The report triggered legal action. On March 4, plaintiffs Gina Bartone and Mateo Canu filed a class action lawsuit against Meta Platforms (and glasses-maker Luxottica of America) accusing the companies of violating federal and state laws by failing to disclose that videos captured by the glasses are transmitted to servers and then to a Kenyan subcontractor for manual labeling.​ Referencing new privacy bills and regulations as result of the increase in AI and the surveillance economy, the suit says that “Meta knows this,” in reference to the public’s growing concern over privacy and safety, and that “against this backdrop,” Meta released the glasses with a “reassuring promise: The glasses were ‘designed for privacy, controlled by you.’”

Brian Hall, a privacy and AI attorney at Stubbs Alderton & Markiles, said the revelations are as predictable as they are alarming. “That’s horrifying. It’s kind of exactly what we all imagined would happen,” Hall told Fortune. “I’m old enough to remember 10 or 12 years ago when Google had their glasses, and that was a concern about people going into restrooms with them on. We’re kind of right back there now.”

(When Google unveiled its prototype Google Glass in 2013, it ignited a fierce public backlash over surveillance, consent, and the death of anonymity. Bars, restaurants, casinos, and strip clubs banned the device outright, and wearers were mockingly dubbed “Glassholes.”)

Hall said the legal liability remains murky, partly because Meta’s own terms of service state that data annotators “will review your interaction with AI, including the content of your conversations with or messages to AI,” and specifies this review “can be automated or manual.” “If we went and did a close reading of their privacy policy, there’s not going to be anything explicitly that says they don’t do that,” Hall said. “In terms of their legal liability, I don’t know, but it’s certainly a PR liability.

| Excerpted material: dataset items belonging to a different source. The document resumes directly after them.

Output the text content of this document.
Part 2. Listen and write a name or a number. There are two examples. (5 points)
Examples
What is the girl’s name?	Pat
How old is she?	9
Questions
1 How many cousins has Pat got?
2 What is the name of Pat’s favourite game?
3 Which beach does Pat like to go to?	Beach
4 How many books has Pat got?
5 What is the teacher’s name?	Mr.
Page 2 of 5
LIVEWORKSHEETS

This is some of the most sensitive information and imagery that there is out there.”

Hall said his biggest concern isn’t actually the glasses-wearers themselves, it’s everyone else caught in the frame. “The bystanders, the people who are being filmed and identified, they’re the ones that are at risk,” he said. “Sadly, our privacy laws are not designed to protect those people. They’re designed to protect the people who are wearing the glasses and their ability to manage their own data.”

In reference to reports of a man using the glasses in a U.K. court to help “coach” him through testimony, Hall said the risk compounds significantly as Meta reportedly considers adding facial recognition to the glasses. “It really is moving from a world where today you might be able to see somebody on the street, in a courtroom, in a bar, and you might be able to do some investigation on Facebook and Instagram and find them. But this is instant. It’s automatic, zero effort. You could be sitting in a courtroom identifying witnesses.”

Hall noted existing law is simply not built for what Meta’s glasses make possible. “I don’t know that the existing laws are really sufficient to protect us from the risks of the kind of things that Meta and other social media companies are doing right now,” he said. “It’s sort of getting shoehorned into the privacy laws, but those are rarely enforced as it is, and this is completely upending the whole framework that those were built upon.

“I’m not seeing that people are meaningfully addressing it in any way,” he said, noting current regulations are piecemeal and fail to address the concerns of privacy entirely. Once privacy is addressed, he said, “everything else is just kind of window dressing.”

Meta did not respond to requests for comment.